Digital care plans by 2015

  • 25 September 2013
Digital care plans by 2015

Everyone with a long-term condition or disability must have a digital personalised care plan accessible online or via a mobile phone app by 2015, under a package of measures launched today by NHS England.

Transforming Participation in Health and Care is online guidance to commissioners that promotes the use of technology to put patients and their carers at the centre of treatment decision making.

The NHS Mandate set an objective that everyone with a long-term condition will be offered a personalised care plan. The new guidance says this must be digitally accessible.

It says that NHS England will develop and implement a best practice standard that defines what good, personalised, digital care plans look like, in order to support GPs and health professionals to create patient plans during 2014.

It will also launch a new certification process for entrepreneurs to, “easily offer online tools and services that support personalisation, to help commissioners to identify high quality suppliers”.

Anyone who can benefit should have a personal health budget and digital care plan by April 2015.

The guidance has been launched today at the Commissioning Assembly being held at Edgbaston Cricket Ground, Birmingham.

It aims to embed patient insight and feedback more systematically into the workings of the NHS

This includes rolling out the Friends and Family Test to cover all NHS services by April 2015 and publishing feedback drawn from a variety of sources through the Patient Insight Dashboard, by this autumn.

NHS England will also develop Patient Centred Outcome Measures for 20 different specialised services.

“We will design measurement systems to understand what outcomes people want and create ways these can be shared, compared and understood,” the guidance says.

“This will help build the evidence base for the effectiveness of treatments, therapies and interventions.

“As well as being a rich source of data, it will provide a network of online communities that enable patients with rare conditions, or requiring specialised treatment to establish peer networks providing mutually beneficial help, advice and support.”

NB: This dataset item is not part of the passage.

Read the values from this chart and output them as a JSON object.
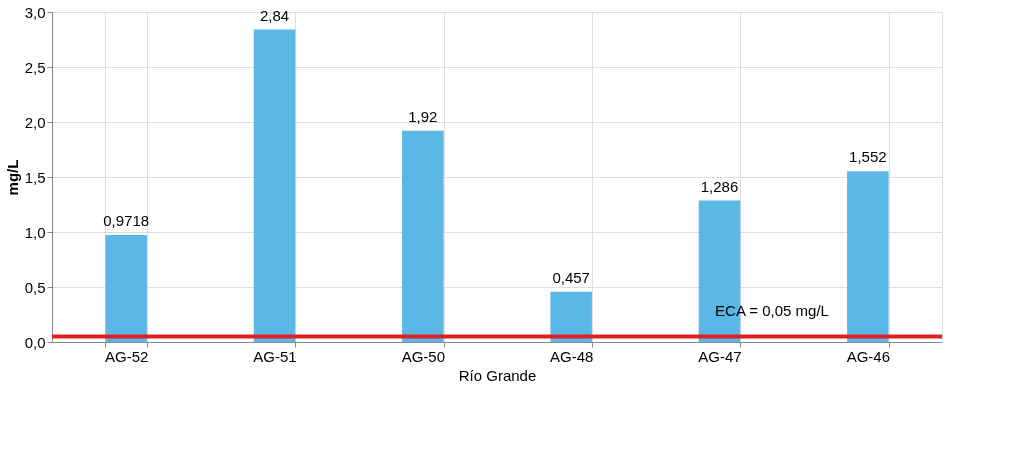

NHS England’s national director for patients and information Tim Kelsey said the package of measures announced today will truly transform the way people participate in the health and care provided by the NHS.

“Not only will this improve outcomes and quality of life for patients, but it will provide value for money,” he said.

“This is another radical and positive step by the NHS towards putting our customers – our patients and their carers – at the very centre of all that we do,” added Kelsey.

“It will also mean patients and carers, supported by GPs and health care professionals, can participate in planning, managing and making decisions about their care and treatment – providing them with their own digital care plan they can access online or through a telephone app.”

The guidance says commissioners must engage with the public when redesigning or reconfiguring healthcare services and demonstrate how this has informed their decisions.

A new Patient and Public Voice Commissioning Support Programme will help build expertise in this area.

CCGs will be required to publish annual evidence of what ‘patient and public voice’ activity has been conducted and a national Excellence in Participation Awards scheme will promote best practice.

Today’s guidance also establishes a national Citizens Assembly to, “give patients and the public a voice at the heart of decision making and hold the board of NHS England to account”.